Teaching choice could spare children from guns


Human targets are falling again in Toronto, likely the result of that potent mix of drugs, guns, testosterone, youth and poverty. Most recently, someone shot and killed 14-year-old Adrian Johnston at point blank range in the city’s west end, not far from the bus stop where 18-year-old Jarvis St. Remy, was shot weeks earlier.

There have been 18 persons murdered in Toronto this year, but these young men share in common that they were killed in the area in and around Lawrence Ave. to the north and St. Clair Ave. to the south, Scarlett to the west and the Keele Street/Old Weston Road corridor to the east.

Others in the same vicinity who have had their lives terminated by persons with guns include Basil Bryan, 23; Jahmelle Grant, 26; Omar Waite, 29; Daniel Lewis, 19 and Daniel Dasilva, 22. Eighteen-year-old Kevin Boateng died from stab wounds. It looks as if Toronto has a new hotspot.

How are we as a city dealing with this increasingly threatening trend? We may conclude that, as long as we are not young, Black and male that we are relatively clear of the shooters’ intent, but we know that to be false.

To get a handle on reckless youth in some countries, Cuba being one of many examples, young men and women are conscripted to military service for a couple of years where they encounter a rigorous and disciplined existence. And it has been argued that similar structures here might be an answer, since crime rates tend to be lower among youth in countries that have mandatory conscription. In other words they are more constructively occupied, so all that youthful energy can be meaningfully directed. It is highly unlikely that will take effect here any time soon.

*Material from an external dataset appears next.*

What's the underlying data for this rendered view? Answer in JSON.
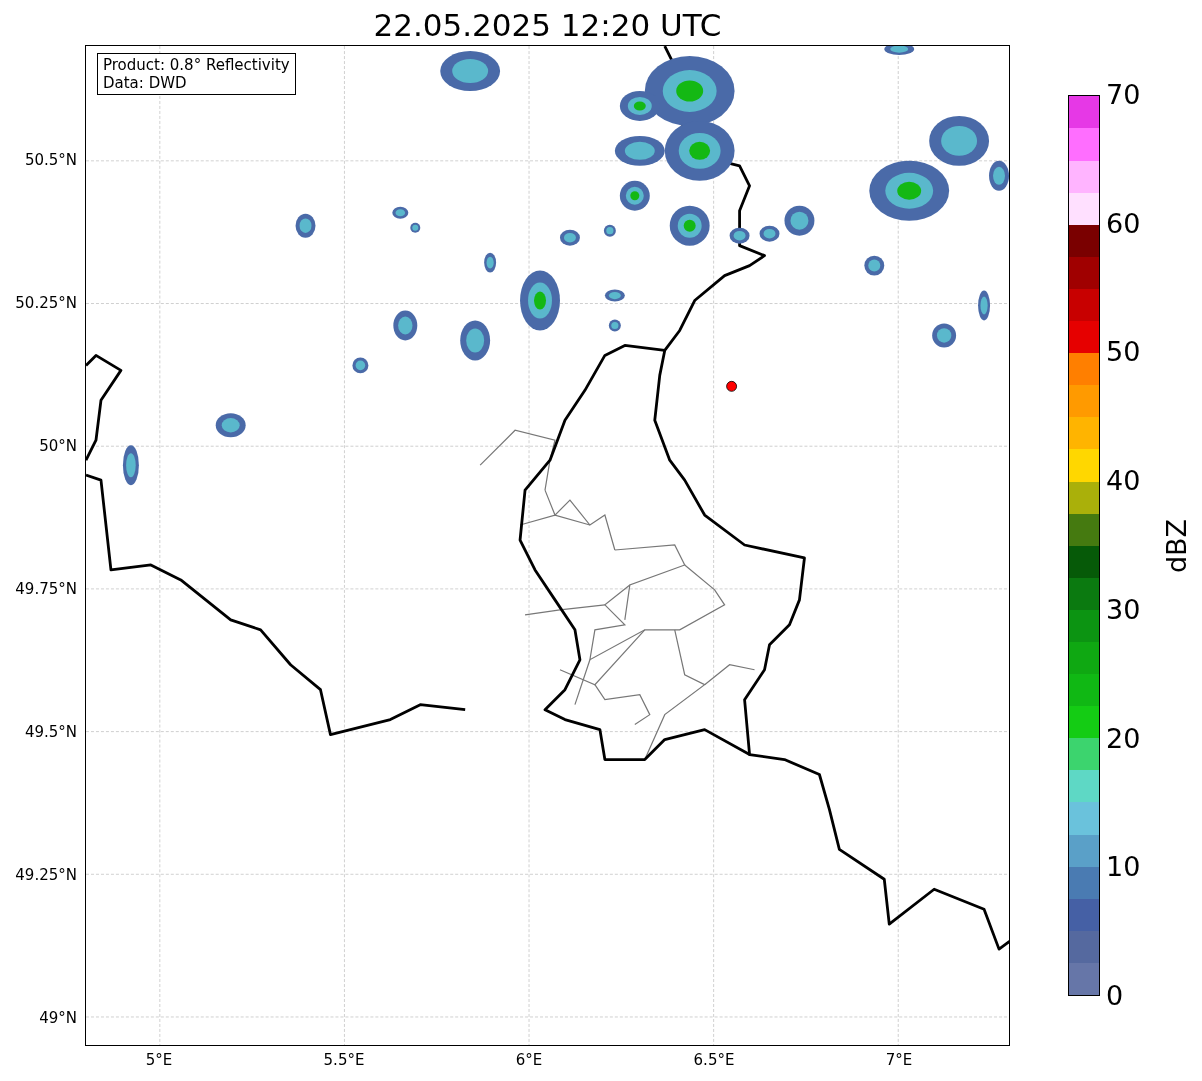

Yet, the need to reach out to vulnerable youth as early as possible is urgent. Young children living in an economically depressed and racially disadvantaged environment understand their condition in very short order. They get the message that the odds are against them, that not much is expected of them, and that life is ‘nasty, brutish and short’. They see their world as such because that is the picture they are presented.

What children who are born in disadvantaged circumstances need to be told and made to understand as soon as possible and at the same time that they are facing the bleak reality of their surroundings is that regardless of their present situation, they have choice. They have to be made aware they that can choose what they do, who they associate with, and how they think about themselves and the lives they want. They must be made aware that they do not have to become victims of their surroundings, but survivors of it.

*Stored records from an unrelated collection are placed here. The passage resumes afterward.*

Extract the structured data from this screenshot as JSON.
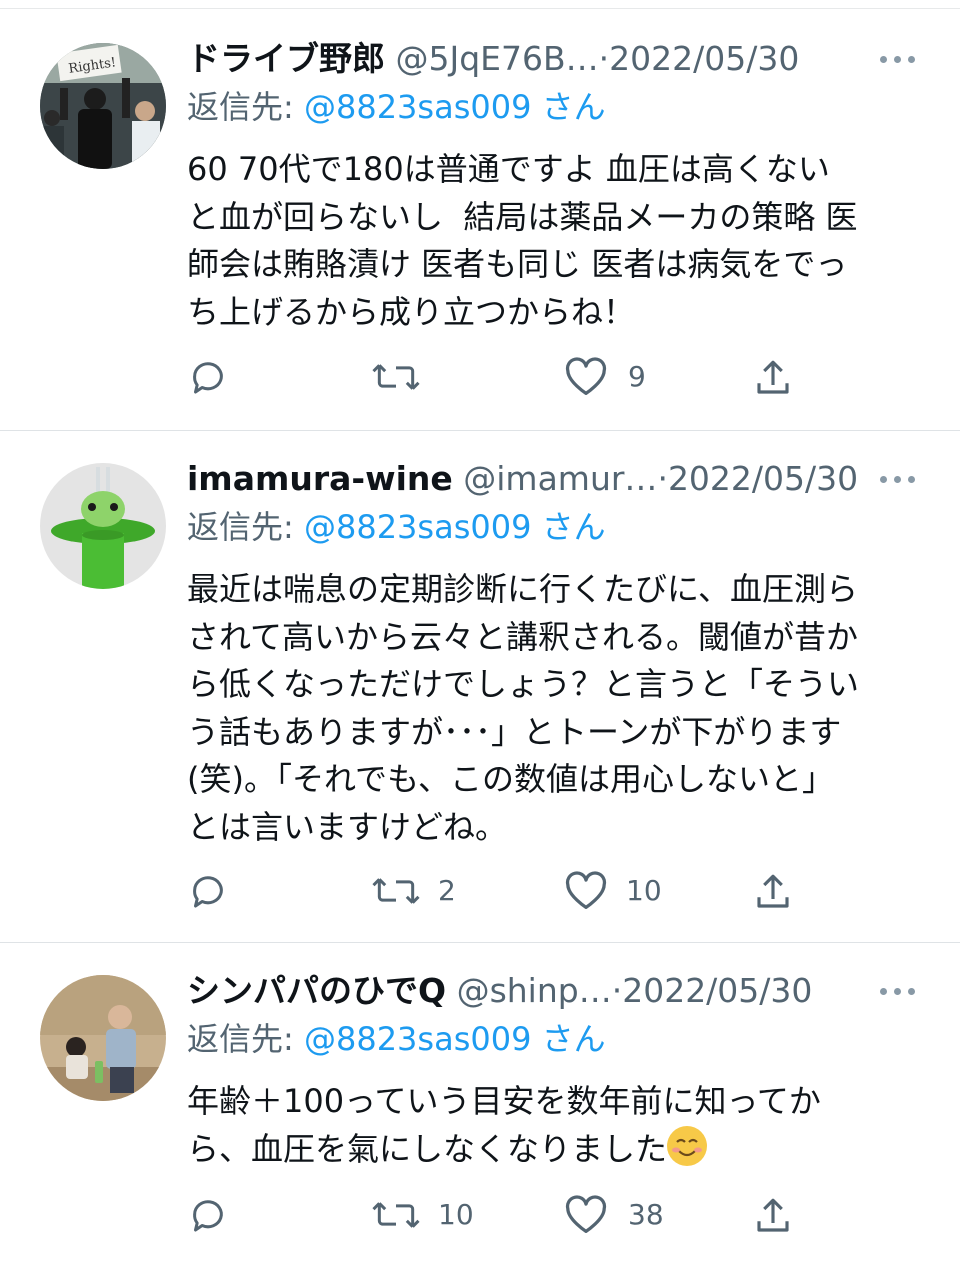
{
  "colors": {
    "accent": "#1d9bf0",
    "secondary": "#536471",
    "text": "#0f1419"
  },
  "tweets": [
    {
      "name": "ドライブ野郎",
      "handle": "@5JqE76B…",
      "sep": "·",
      "date": "2022/05/30",
      "reply_prefix": "返信先:",
      "reply_to": "@8823sas009",
      "reply_suffix": "さん",
      "text": "60 70代で180は普通ですよ 血圧は高くない\nと血が回らないし  結局は薬品メーカの策略 医\n師会は賄賂漬け 医者も同じ 医者は病気をでっ\nち上げるから成り立つからね！",
      "retweets": "",
      "likes": "9",
      "avatar_icon": "protest-photo-avatar"
    },
    {
      "name": "imamura-wine",
      "handle": "@imamur…",
      "sep": "·",
      "date": "2022/05/30",
      "reply_prefix": "返信先:",
      "reply_to": "@8823sas009",
      "reply_suffix": "さん",
      "text": "最近は喘息の定期診断に行くたびに、血圧測ら\nされて高いから云々と講釈される。閾値が昔か\nら低くなっただけでしょう？と言うと「そうい\nう話もありますが･･･」とトーンが下がります\n(笑)。「それでも、この数値は用心しないと」\nとは言いますけどね。",
      "retweets": "2",
      "likes": "10",
      "avatar_icon": "green-frog-toy-avatar"
    },
    {
      "name": "シンパパのひでQ",
      "handle": "@shinp…",
      "sep": "·",
      "date": "2022/05/30",
      "reply_prefix": "返信先:",
      "reply_to": "@8823sas009",
      "reply_suffix": "さん",
      "text": "年齢＋100っていう目安を数年前に知ってか\nら、血圧を氣にしなくなりました",
      "emoji": "smiling-face-emoji",
      "retweets": "10",
      "likes": "38",
      "avatar_icon": "family-photo-avatar"
    }
  ]
}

This is an important message at all times, but especially for these children because so many are followers, and not readily conscious of the fact that in life we can choose what to do or how to be in any given situation. In truth, almost without exception, we have choice.

The awareness of personal choice is at the same time the awareness of personal power and control.

If these shootings are responses in anger, then we have to let kids know that there are at least two things that cause people to act in anger. One is ignorance – so that when we don’t have all the pertinent information we get angry; the other is giving our personal power over to another person.

When a person demands respect or demands not to be disrespected, he is in fact giving his personal power over to another. Self-respect cannot be given or taken away. A person who has self-respect has personal power. A person who has self-respect understands that he has choices and is free to make them as well as live with the consequences of his choices. But a person who has a poor sense of his own worth is vulnerable to someone else’s ideas of who he is or isn’t, what he is worth…or not worth.

Beginning this practice of choosing can be as elementary as giving a child the choice between ice cream or cake, between a colouring book or a book of puzzles, or between a game of basketball and an hour of TV. Once he is given choices and understands that he has choices, it will become a part of how he consciously manages his life. He will know that the lifestyle of the gun is not a given, but a choice.

On a note of protest…

With two former U.S. presidents in town this Friday, one being the now infamous George W. Bush, anti-war/anti-Bush protesters will amass to ‘welcome’ them. Without a doubt, different from President Barack Obama’s welcome in Ottawa.